The Insurance Industry Embraces Artificial Intelligence
AI in the insurance industry
“It turns out that being insurance claims adjuster is to have a pair of sharp eyes, dealing with dozens of bills every day, finding the core information at a glance and recording it in the computer. But now, artificial intelligence technology can automatically extract the information from the bills.” an insurance claims adjuster said.
Currently, AI technology has been used in identity verification and insurance claims. For example, the sudden epidemic Covid-19 in 2020 has caused a surge in people’s demand for health insurance. Due to the intelligentization of insurance claims, many companies successfully responded to the rise in business while maintaining the same workforce.
AI technology has been applied in multiple business scenarios. For example, in terms of identity verification, insurance companies use face recognition for the entire process of online insurance, including online purchase, save from damage, and return visits, to help the system complete verification more quickly and reduce labor costs. In terms of insurance claims, OCR (Optical Character Recognition) technology has also been applied. In addition, R&D companies and insurance companies continue to carry out a technical enhancement to ensure the privacy of customer information.
OCR technology changes insurance claims
Claim settlement is the largest and most important scene in the insurance industry. Anyone who has been through the claims process knows that insurance claims are rigorous and complicated. When an insurance company accepts a health insurance claim application, the insured needs to submit a total of more than 40 types of documents, including medical bills, settlement lists, expense lists, expense receipts, and CT/MRI reports. Then, the insurance claims personnel enters the information into the system and form electronic records.
OCR technology is facing considerable challenges in the implementation of the insurance claims business. The materials submitted by customers often have vague and incomplete information, which prolongs the claims process. Especially in medical claims, there are more than 30,000 hospitals across the country, and there are 34 categories of various bills.
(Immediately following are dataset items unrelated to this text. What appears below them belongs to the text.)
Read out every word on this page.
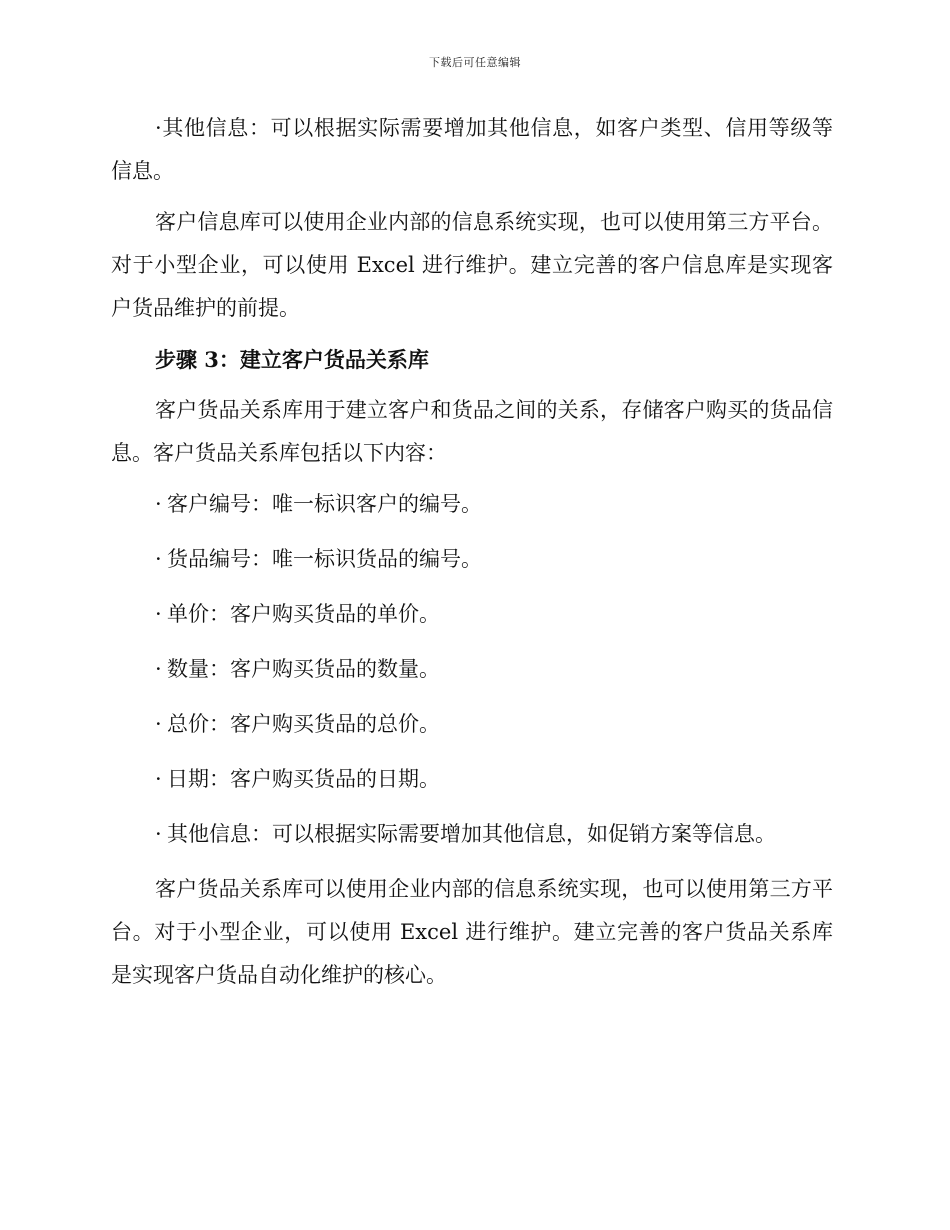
下载后可任意编辑

·其他信息：可以根据实际需要增加其他信息，如客户类型、信用等级等信息。

客户信息库可以使用企业内部的信息系统实现，也可以使用第三方平台。对于小型企业，可以使用 Excel 进行维护。建立完善的客户信息库是实现客户货品维护的前提。

步骤 3：建立客户货品关系库

客户货品关系库用于建立客户和货品之间的关系，存储客户购买的货品信息。客户货品关系库包括以下内容：

· 客户编号：唯一标识客户的编号。
· 货品编号：唯一标识货品的编号。
· 单价：客户购买货品的单价。
· 数量：客户购买货品的数量。
· 总价：客户购买货品的总价。
· 日期：客户购买货品的日期。
· 其他信息：可以根据实际需要增加其他信息，如促销方案等信息。

客户货品关系库可以使用企业内部的信息系统实现，也可以使用第三方平台。对于小型企业，可以使用 Excel 进行维护。建立完善的客户货品关系库是实现客户货品自动化维护的核心。
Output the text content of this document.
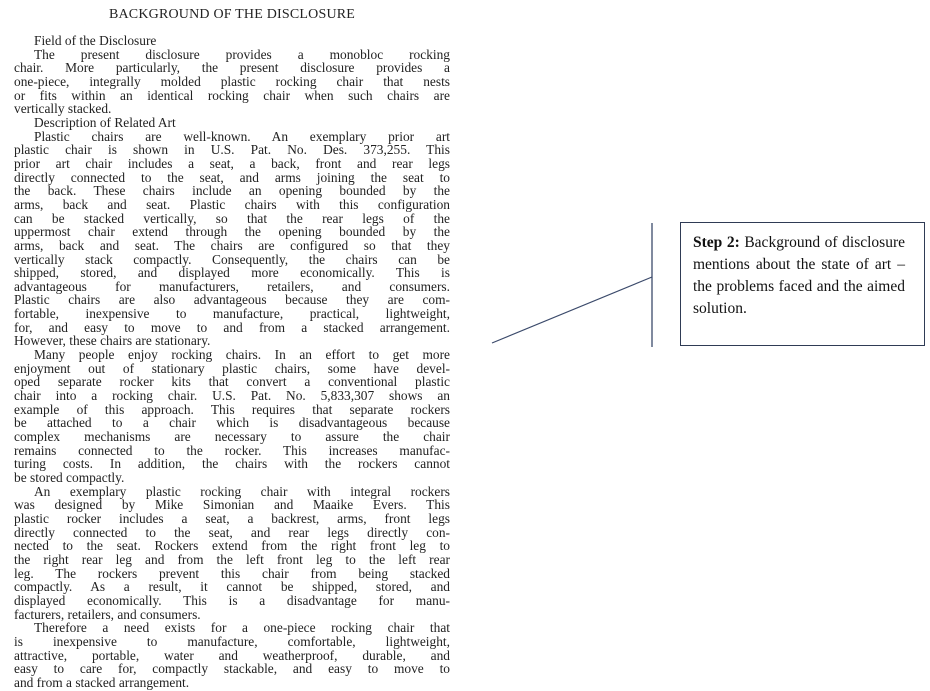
BACKGROUND OF THE DISCLOSURE
Field of the Disclosure
The present disclosure provides a monobloc rocking
chair. More particularly, the present disclosure provides a
one-piece, integrally molded plastic rocking chair that nests
or fits within an identical rocking chair when such chairs are
vertically stacked.
Description of Related Art
Plastic chairs are well-known. An exemplary prior art
plastic chair is shown in U.S. Pat. No. Des. 373,255. This
prior art chair includes a seat, a back, front and rear legs
directly connected to the seat, and arms joining the seat to
the back. These chairs include an opening bounded by the
arms, back and seat. Plastic chairs with this configuration
can be stacked vertically, so that the rear legs of the
uppermost chair extend through the opening bounded by the
arms, back and seat. The chairs are configured so that they
vertically stack compactly. Consequently, the chairs can be
shipped, stored, and displayed more economically. This is
advantageous for manufacturers, retailers, and consumers.
Plastic chairs are also advantageous because they are com-
fortable, inexpensive to manufacture, practical, lightweight,
for, and easy to move to and from a stacked arrangement.
However, these chairs are stationary.
Many people enjoy rocking chairs. In an effort to get more
enjoyment out of stationary plastic chairs, some have devel-
oped separate rocker kits that convert a conventional plastic
chair into a rocking chair. U.S. Pat. No. 5,833,307 shows an
example of this approach. This requires that separate rockers
be attached to a chair which is disadvantageous because
complex mechanisms are necessary to assure the chair
remains connected to the rocker. This increases manufac-
turing costs. In addition, the chairs with the rockers cannot
be stored compactly.
An exemplary plastic rocking chair with integral rockers
was designed by Mike Simonian and Maaike Evers. This
plastic rocker includes a seat, a backrest, arms, front legs
directly connected to the seat, and rear legs directly con-
nected to the seat. Rockers extend from the right front leg to
the right rear leg and from the left front leg to the left rear
leg. The rockers prevent this chair from being stacked
compactly. As a result, it cannot be shipped, stored, and
displayed economically. This is a disadvantage for manu-
facturers, retailers, and consumers.
Therefore a need exists for a one-piece rocking chair that
is inexpensive to manufacture, comfortable, lightweight,
attractive, portable, water and weatherproof, durable, and
easy to care for, compactly stackable, and easy to move to
and from a stacked arrangement.
Step 2: Background of disclosure mentions about the state of art – the problems faced and the aimed solution.
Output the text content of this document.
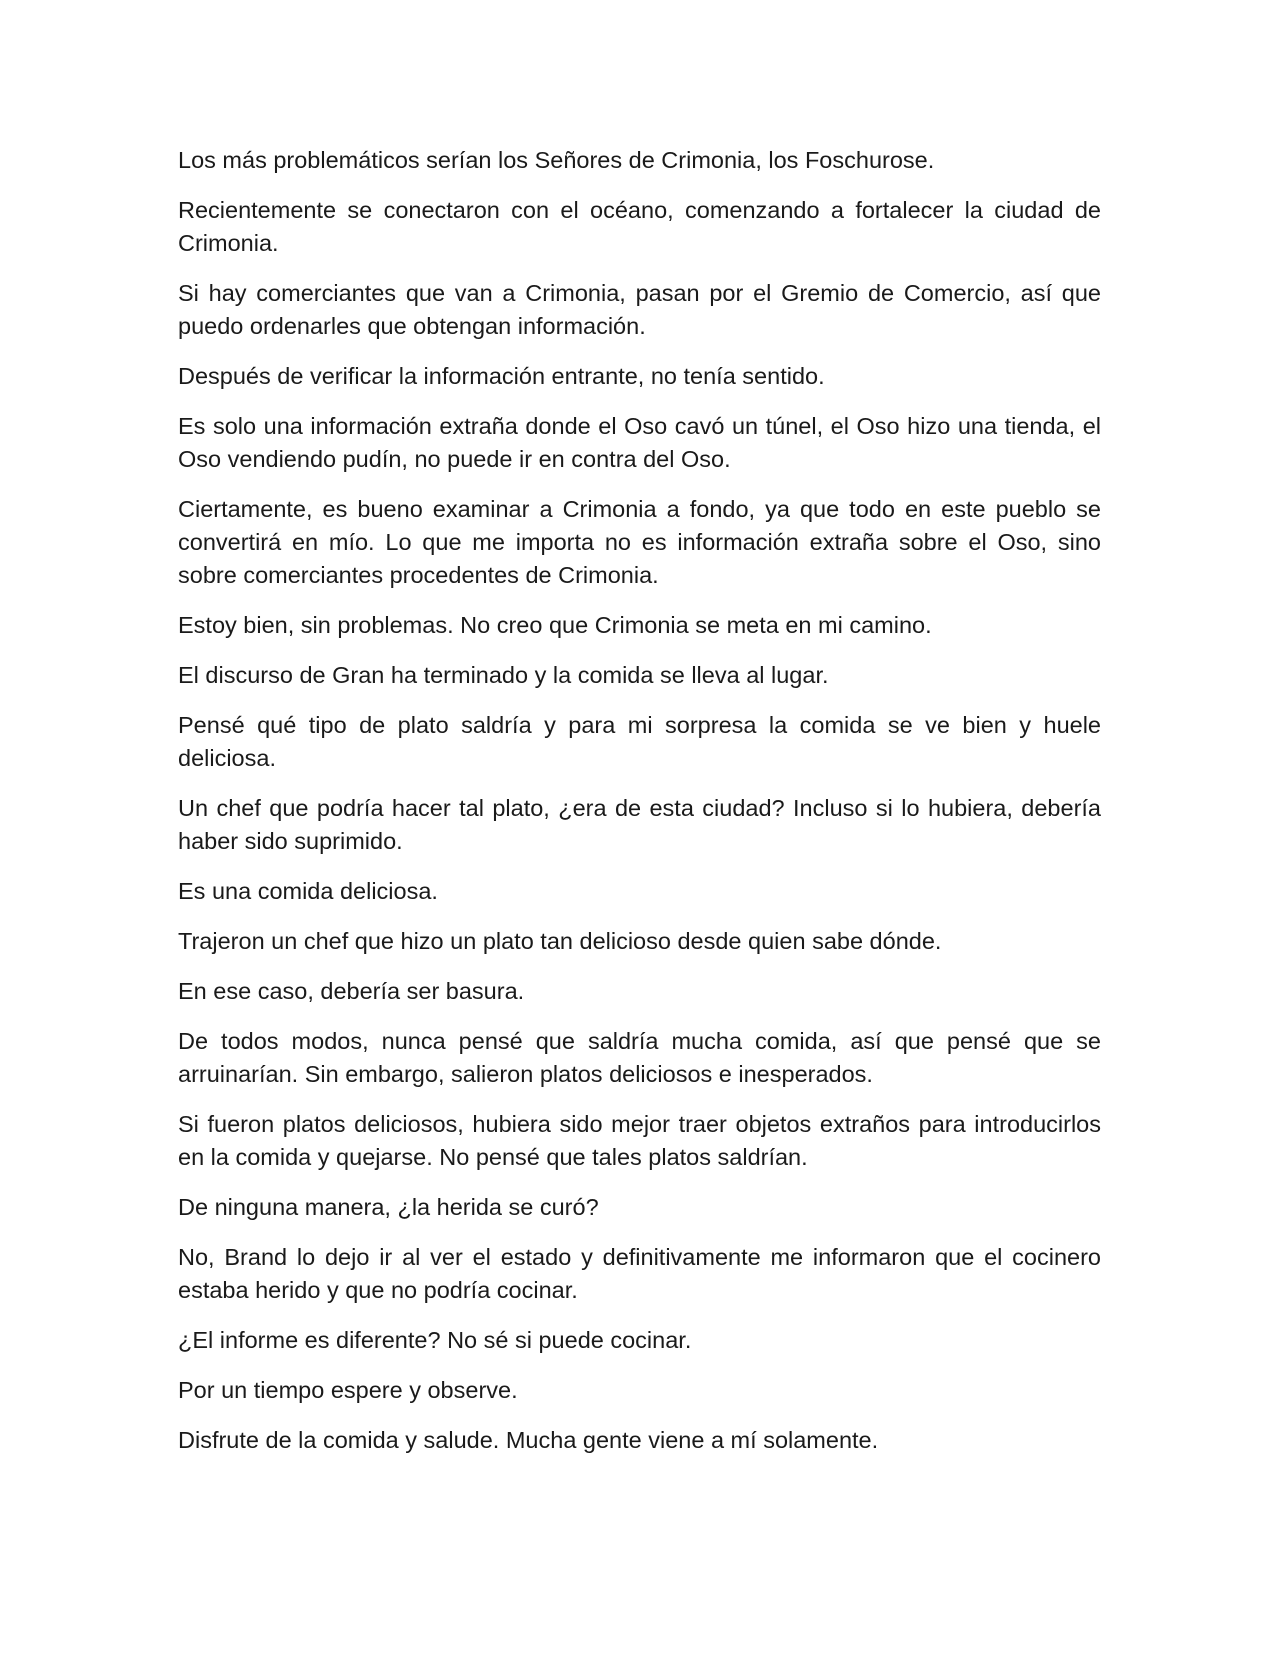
Los más problemáticos serían los Señores de Crimonia, los Foschurose.

Recientemente se conectaron con el océano, comenzando a fortalecer la ciudad de Crimonia.

Si hay comerciantes que van a Crimonia, pasan por el Gremio de Comercio, así que puedo ordenarles que obtengan información.

Después de verificar la información entrante, no tenía sentido.

Es solo una información extraña donde el Oso cavó un túnel, el Oso hizo una tienda, el Oso vendiendo pudín, no puede ir en contra del Oso.

Ciertamente, es bueno examinar a Crimonia a fondo, ya que todo en este pueblo se convertirá en mío. Lo que me importa no es información extraña sobre el Oso, sino sobre comerciantes procedentes de Crimonia.

Estoy bien, sin problemas. No creo que Crimonia se meta en mi camino.

El discurso de Gran ha terminado y la comida se lleva al lugar.

Pensé qué tipo de plato saldría y para mi sorpresa la comida se ve bien y huele deliciosa.

Un chef que podría hacer tal plato, ¿era de esta ciudad? Incluso si lo hubiera, debería haber sido suprimido.

Es una comida deliciosa.

Trajeron un chef que hizo un plato tan delicioso desde quien sabe dónde.

En ese caso, debería ser basura.

De todos modos, nunca pensé que saldría mucha comida, así que pensé que se arruinarían. Sin embargo, salieron platos deliciosos e inesperados.

Si fueron platos deliciosos, hubiera sido mejor traer objetos extraños para introducirlos en la comida y quejarse. No pensé que tales platos saldrían.

De ninguna manera, ¿la herida se curó?

No, Brand lo dejo ir al ver el estado y definitivamente me informaron que el cocinero estaba herido y que no podría cocinar.

¿El informe es diferente? No sé si puede cocinar.

Por un tiempo espere y observe.

Disfrute de la comida y salude. Mucha gente viene a mí solamente.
The format, as well as the name of each field, are quite different. The information verification is also complicated.
First of all, the automatic insurance claims settlement supported by OCR technology can reduce the rate of problematic items. The online claims image classification and quality inspection capabilities remind customers of problems such as missing data and unclear low-quality images to assist customers in completing the upload of claims data.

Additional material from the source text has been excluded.